I started with The Plague. Catchy title. Not too long. A perfect way to ease myself into the mind of a genius. To date I have read The Plague and . . . The Plague. One and a half times (I carelessly left my copy on a bedside table of a very average hotel room during a brief visit to Rome. I have since forgiven myself, convinced that I have upgraded this temporary accommodation from forgettable shack to warm memory by giving the false impression of intent to encourage the reading of fine literature. Though there are a great many things to do in Rome other than reading and I recommend that you visit at least twice during your lifetime).

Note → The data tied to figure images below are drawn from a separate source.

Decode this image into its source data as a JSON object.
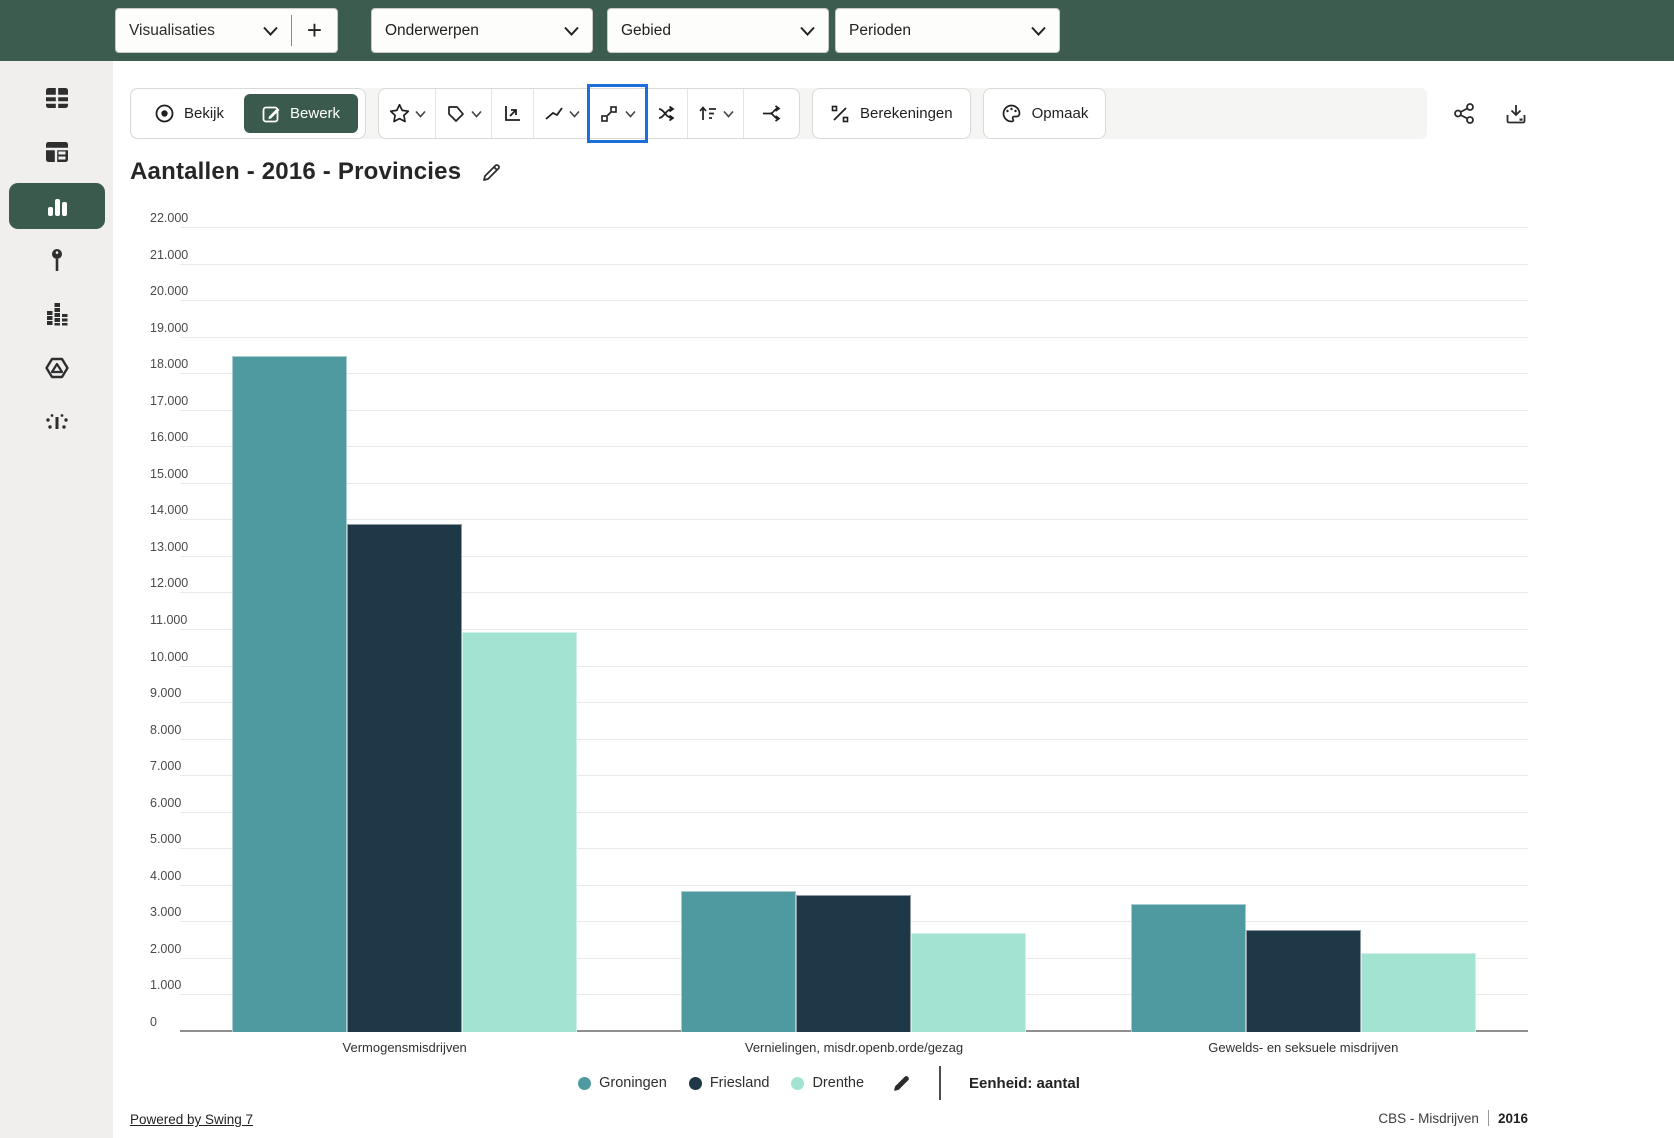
{
  "header": {
    "dropdowns": [
      {
        "label": "Visualisaties"
      },
      {
        "label": "Onderwerpen"
      },
      {
        "label": "Gebied"
      },
      {
        "label": "Perioden"
      }
    ],
    "add_button": "+"
  },
  "sidebar": {
    "items": [
      {
        "name": "table",
        "active": false
      },
      {
        "name": "pivot-table",
        "active": false
      },
      {
        "name": "bar-chart",
        "active": true
      },
      {
        "name": "map-pin",
        "active": false
      },
      {
        "name": "stacked-blocks",
        "active": false
      },
      {
        "name": "hexagon-shape",
        "active": false
      },
      {
        "name": "scatter-distribution",
        "active": false
      }
    ]
  },
  "toolbar": {
    "bekijk_label": "Bekijk",
    "bewerk_label": "Bewerk",
    "icon_buttons": [
      "star",
      "tag",
      "axes-corner",
      "trend-line",
      "scatter-highlighted",
      "shuffle",
      "sort",
      "branch"
    ],
    "highlighted_button": "scatter",
    "berekeningen_label": "Berekeningen",
    "opmaak_label": "Opmaak",
    "right_icons": [
      "share",
      "download"
    ]
  },
  "page": {
    "title": "Aantallen - 2016 - Provincies"
  },
  "chart_data": {
    "type": "bar",
    "title": "Aantallen - 2016 - Provincies",
    "categories": [
      "Vermogensmisdrijven",
      "Vernielingen, misdr.openb.orde/gezag",
      "Gewelds- en seksuele misdrijven"
    ],
    "series": [
      {
        "name": "Groningen",
        "color": "#4f9aa1",
        "values": [
          18500,
          3850,
          3500
        ]
      },
      {
        "name": "Friesland",
        "color": "#1e3848",
        "values": [
          13900,
          3750,
          2800
        ]
      },
      {
        "name": "Drenthe",
        "color": "#a3e3d1",
        "values": [
          10950,
          2700,
          2150
        ]
      }
    ],
    "xlabel": "",
    "ylabel": "",
    "ylim": [
      0,
      22000
    ],
    "ytick_step": 1000,
    "grid": true,
    "legend_position": "bottom",
    "unit_label": "Eenheid: aantal"
  },
  "footer": {
    "powered_by": "Powered by Swing 7",
    "source": "CBS - Misdrijven",
    "year": "2016"
  },
  "colors": {
    "header_green": "#3d5c50",
    "active_green": "#3a5a4e",
    "highlight_blue": "#1b6fdb",
    "series": [
      "#4f9aa1",
      "#1e3848",
      "#a3e3d1"
    ]
  }
}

So, having achieved my idea of a fine education on all things Camus, I had absolutely no idea whatsoever that he dabbled in and indeed loved the theatre. My confidence was shattered. But, of course, it shouldn't have been. His career in this area was not as fruitful as his other works, producing only a couple of plays worthy of mention. One of which, Cross Purpose, I had the pleasure of viewing this evening.

An ageing mother and her unsatisfied daughter run an inn . . . oh, and they kill their guests. When an inquisitive, wealthy looking man checks in, it's business as usual. But the mysterious gentleman is not all that he appears to be and is there to change their world forever. If he gets the chance.

Bleak, bleak, bleak, bleak, bleak . . . but also rather amusing, Cross Purpose is fine theatre. Expertly acted and finely paced, this dialogue-rich piece keeps you on your toes from the moment the doors open and a hum of dread takes you.

Not a date show and perhaps not a Saturday night pre-club party either, the play is rather deep and thoughtful and can leave you a little breathless towards the end. The play was written in the author's ‘darkest days'. He was not a chirpy chappy.

However, it is still very good and definitely worth a look.